Republican Mitt Romney’s favorite football team, headed by a donor to President Barack Obama’s re-election bid, faces a rival Oct. 21 owned by a top Romney fundraiser who’s said he would rather see his candidate than his team win.
The owners of the New England Patriots and the New York Jets, squads meeting with first place at stake in the American Football Conference’s Eastern Division, line up on opposite sides in the political arena as well as on the football field.
Patriots owner Robert Kraft has given $5,000 -- the maximum allowed under federal election law -- to Obama. Jets owner Woody Johnson not only has funneled the same amount to Romney, he serves as the New York finance chairman for the former Massachusetts governor who is a Patriots’ fan.
Johnson told Bloomberg Television’s “Market Makers” Oct. 1 he’s rooting more for a Romney victory than for his team to finish the season with a winning record.
“Well, I think you always have to put country first,” Johnson said. “So I think it’s very, very important, not only for us but in particular for our kids and grandkids, that this election come off” with Mitt Romney claiming the White House.
Among other owners of the 32 National Football League teams, Johnson’s leanings in the presidential race are more typical than Kraft’s.
The Atlanta Falcons’ Arthur Blank and the Pittsburgh Steelers’ Dan Rooney, named by Obama in 2009 to be ambassador to Ireland, joined Kraft in donating to the president’s re-election campaign, according to a Bloomberg Government analysis and the Center for Responsive Politics, a Washington-based research group that tracks campaign donations.
Eleven other owners aside from Johnson are Romney donors, including the Dallas Cowboys’ Jerry Jones and the Washington Redskins’ Dan Snyder, whose teams otherwise are arch-enemies. The newest member of the owners club -- Jimmy Haslam III, whose purchase of the Cleveland Browns was approved by the league earlier this week, is another Romney contributor.

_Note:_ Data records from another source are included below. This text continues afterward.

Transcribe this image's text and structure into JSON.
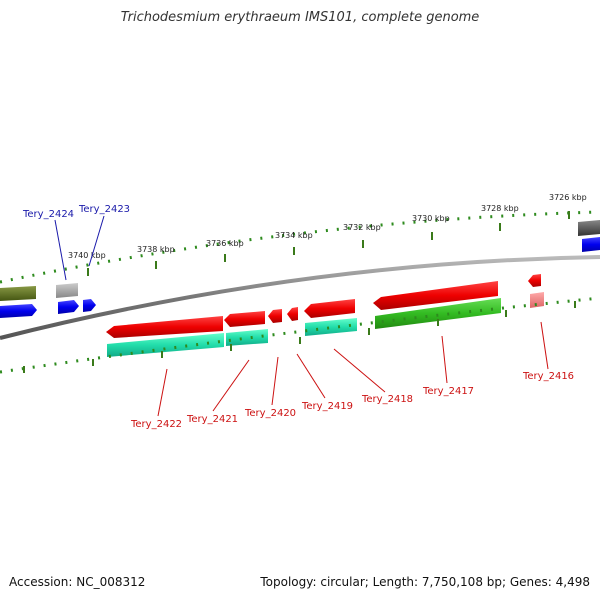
{
  "title": "Trichodesmium erythraeum IMS101, complete genome",
  "footer": {
    "accession": "Accession: NC_008312",
    "stats": "Topology: circular; Length: 7,750,108 bp; Genes: 4,498"
  },
  "colors": {
    "backbone": "#7a7a7a",
    "tick_major": "#3a7a1a",
    "tick_minor": "#2e8b1e",
    "forward_label": "#1a1aaa",
    "reverse_label": "#cc1111",
    "red_gene": "#ee0000",
    "green_gene": "#33bb22",
    "teal_gene": "#22ddaa",
    "blue_gene": "#0000ee",
    "olive_gene": "#667722",
    "grey_gene": "#aaaaaa",
    "darkgrey_gene": "#555555",
    "pink_gene": "#ee8888"
  },
  "scale_labels": [
    "3726 kbp",
    "3728 kbp",
    "3730 kbp",
    "3732 kbp",
    "3734 kbp",
    "3736 kbp",
    "3738 kbp",
    "3740 kbp"
  ],
  "forward_genes": [
    "Tery_2424",
    "Tery_2423"
  ],
  "reverse_genes": [
    "Tery_2422",
    "Tery_2421",
    "Tery_2420",
    "Tery_2419",
    "Tery_2418",
    "Tery_2417",
    "Tery_2416"
  ]
}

Relatives of owners who help run teams also are helping Romney. Arizona Cardinals’ owner Bill Bidwill and his son, Michael, have combined to contribute $7,500 to the Republican, and four members of the Spanos family, which owns the San Diego Chargers, have donated $11,000.
The total score, based on the most recent information on donations directly to the candidates from the NFL ownership ranks: Romney $63,500; Obama $12,500.
Robert McNair, owner of the Houston Texans, gave $1 million to a super-political action committee that backs Romney and can accept unlimited individual donations. The contribution to Restore Our Future on Sept. 26 was McNair’s first to the group.
“These are all multimillionaires and billionaires,” said Michael Cramer, director of the Texas Program in Sports and Media at the University of Texas in Austin and a former president of the Texas Rangers baseball team and the Dallas Stars hockey franchise. “They are clearly supporting the party that will deliver best results as they see it from a tax-and-economy standpoint.”
Greg Aiello, an NFL spokesman, declined a request for comment on the owner donations, saying, “It’s a personal matter.” Also declining comment was a spokesman for the Patriots, Stacey James.
Johnson, wearing a Jets cap, earlier this week was part of the team of Romney fundraisers and major donors attending a three-day retreat at New York City’s Waldorf Astoria Hotel.
“It’s just to thank everybody, to bring everybody up to speed in terms of what’s going on,” Johnson told reporters as he entered a dinner gala at the Intrepid Sea, Air and Space Museum, where he later would see a video of Donald Trump telling Obama, “You’re fired!”
Romney “is really doing well,” Johnson said. “The crowds are enormous. We’re getting the kind of crowds Obama got last time” in the 2008 campaign.
As for any future role with Romney, he said, “I’m probably just going to raise money. That’s what they want me to do.”
Three other Jets executives, including general manager Mike Tannenbaum, each donated $2,500 to Romney.
Despite Johnson’s support, Romney declared his allegiance to the Jets’ division rivals in a September appearance on “Live,” the television program hosted by Kelly Ripa and former New York Giants defensive end Michael Strahan.
“Favorite football team?” Strahan asked as one of a series of rapid-fire questions.
“Sorry about that, Mr. Giants, but for me, it’s New England,” responded Romney, who lives in Belmont, Massachusetts.
Cramer said NFL owners also may be inclined to support Romney because of their concerns about the sluggish growth rate for the U.S. economy.
“Their game depends on the health of the economy, which begats corporate sponsorships, suites, season tickets, etc.,” Cramer said. “So you support your candidate the way your pocketbook tells you.”